In the Stradivari Hall, half a dozen students surround the Maestro’s words in reverent silence. “Weinberg was a great melodist! Even more so than Dmitri Shostakovich.” The difficulty of the musical discourse is extreme; Weinberg’s music is a labyrinth in which a single moment of distraction is enough to lose one’s way. The student gives her all in performance, yet she is still far from the true sense of the score. The master illuminates the path like Virgil in the dark forest, doing so with remarkable economy of means: rigor and hermeneutic clarity. His knowledge and understanding of Weinberg’s Sonatas are so profound that he conveys to the students exactly what is essential to perform them at their best. A different bow stroke can completely change the character of a passage, and as soon as the Maestro demonstrates it on his cello, the room fills with beauty.

Brunello radiates a natural charisma: his approach is maieutic. His silences are eloquent, and even when they seem almost to hinder understanding of what he is asking, they in fact compel one to learn what is right. Every indication — always grounded in musical analysis of the text — has precise and strikingly simple reasons behind it, and is therefore non-negotiable. Yet at the same time, Brunello questions the adequacy of certain choices and shares his doubts with the students.

It is precisely from these silences imbued with meaning, from these dialogues, from this teaching that does not impose but rather allows the right interpretation to emerge, that our questions arise: in an attempt to set down on paper what, in his mastery, happens beyond words.


If you had to describe yourself as a musician in a single word or phrase, what would it be?
Wayfarer.

What is your earliest musical memory?
The richly layered harmonies overlapping during organ concerts in churches, at the concerts my parents used to take me to.

What element of your musical identity has remained unchanged since your debut, beyond experience?
Having my own sound.

How much of your identity is the result of your teachers, and how much arose from the need to “betray” those teachings in order to find your own voice?
More than a need, it was an awareness that at a certain point I had to walk on my own legs.

What does your ideal day of practice look like?
Getting up early and practicing immediately for four or five hours, from five to ten in the morning. Then having the whole day free.

What is the first thing you do when opening a new score?
To sense the atmosphere in which the music is immersed.

Is there an exercise or habit you consider fundamental and always recommend?
Long tones.

Do you have a ritual before going on stage?
I take off my ring and put it in my pocket.

What is the most frequent mistake you notice in advanced students, technically and psychologically?
Not distributing their energy well (regarding the bow, movements, breathing...).

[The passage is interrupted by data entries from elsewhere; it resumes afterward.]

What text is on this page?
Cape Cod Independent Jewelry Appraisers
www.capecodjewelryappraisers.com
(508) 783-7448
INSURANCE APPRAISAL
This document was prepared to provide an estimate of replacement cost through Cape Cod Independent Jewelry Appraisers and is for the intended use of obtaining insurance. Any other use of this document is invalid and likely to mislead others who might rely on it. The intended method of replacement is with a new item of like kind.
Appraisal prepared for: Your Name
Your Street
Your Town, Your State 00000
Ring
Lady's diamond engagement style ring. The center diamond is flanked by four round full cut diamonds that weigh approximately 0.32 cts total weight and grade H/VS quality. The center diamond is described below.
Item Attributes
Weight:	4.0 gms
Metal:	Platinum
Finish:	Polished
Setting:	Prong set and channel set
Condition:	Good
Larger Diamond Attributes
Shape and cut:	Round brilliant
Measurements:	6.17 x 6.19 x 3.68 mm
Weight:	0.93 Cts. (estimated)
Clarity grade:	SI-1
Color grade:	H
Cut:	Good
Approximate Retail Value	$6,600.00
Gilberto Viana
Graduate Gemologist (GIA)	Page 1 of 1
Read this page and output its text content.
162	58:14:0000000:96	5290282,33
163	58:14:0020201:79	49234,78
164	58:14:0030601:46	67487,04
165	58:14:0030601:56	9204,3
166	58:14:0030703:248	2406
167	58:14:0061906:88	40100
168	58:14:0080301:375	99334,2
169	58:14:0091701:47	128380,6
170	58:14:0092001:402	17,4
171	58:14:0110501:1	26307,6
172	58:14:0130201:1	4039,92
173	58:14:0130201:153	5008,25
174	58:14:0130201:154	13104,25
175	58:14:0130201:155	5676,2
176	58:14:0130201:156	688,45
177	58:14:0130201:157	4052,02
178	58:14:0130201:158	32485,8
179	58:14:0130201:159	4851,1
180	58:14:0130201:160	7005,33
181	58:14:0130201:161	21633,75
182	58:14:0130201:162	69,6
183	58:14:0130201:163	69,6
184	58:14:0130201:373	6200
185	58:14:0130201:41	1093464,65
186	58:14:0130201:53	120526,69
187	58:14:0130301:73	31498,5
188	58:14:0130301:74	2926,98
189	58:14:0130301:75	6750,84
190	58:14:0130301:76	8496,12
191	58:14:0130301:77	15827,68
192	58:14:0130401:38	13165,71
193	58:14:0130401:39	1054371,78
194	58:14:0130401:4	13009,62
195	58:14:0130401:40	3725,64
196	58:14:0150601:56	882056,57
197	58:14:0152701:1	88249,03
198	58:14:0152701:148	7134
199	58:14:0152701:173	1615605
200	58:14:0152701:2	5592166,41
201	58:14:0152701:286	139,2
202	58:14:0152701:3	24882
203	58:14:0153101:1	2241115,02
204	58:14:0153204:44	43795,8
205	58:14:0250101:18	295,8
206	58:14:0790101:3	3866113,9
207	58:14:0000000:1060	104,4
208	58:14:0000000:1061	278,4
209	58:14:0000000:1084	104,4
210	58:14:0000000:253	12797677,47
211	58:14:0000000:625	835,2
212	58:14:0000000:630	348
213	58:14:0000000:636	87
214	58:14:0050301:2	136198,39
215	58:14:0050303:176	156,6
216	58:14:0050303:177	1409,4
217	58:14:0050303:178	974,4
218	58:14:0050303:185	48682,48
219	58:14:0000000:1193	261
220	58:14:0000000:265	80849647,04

Psychologically, students often put themselves before the music; if they were to put the music before themselves, many doors and paths would open.

Can art exist without ethics? In what way are your music and teaching tools for influencing society beyond performance?
Being decent people, and decent musicians. There is no justification otherwise.

The hardest thing to teach in words?
Form.

How can you immediately recognize a good teacher? And a good student?
A good teacher respects the student’s personality. A good student places humility first.

We often hear you play in natural settings, making the cello’s voice something that dialogues with the environment — snow-covered peaks, forests, volcanoes… Technically speaking, how does sound production change outdoors compared to a concert hall, and what strategies do you use to shape it in such different contexts?
I learned a great deal from sound without acoustics outdoors. In a natural environment we do not have what we call “acoustics,” because there is no return; therefore, the sound that comes out of your instrument is truly your own, without help or interference from what surrounds you. I deeply believe in outdoor sound. That is where you truly find your voice, your sound — you can dig into your own voice and sound.

Roberto Calasso, writer and editorial director of the publishing house Adelphi Edizioni, stated that “words written on a screen are weakened, because the word requires an opaque, resistant surface — paper, clay, or stone. And the movement of the hand writing on paper is an extreme, miniaturized variant of the movement of the hand that draws.” Could the analogy be extended to the hand holding the bow?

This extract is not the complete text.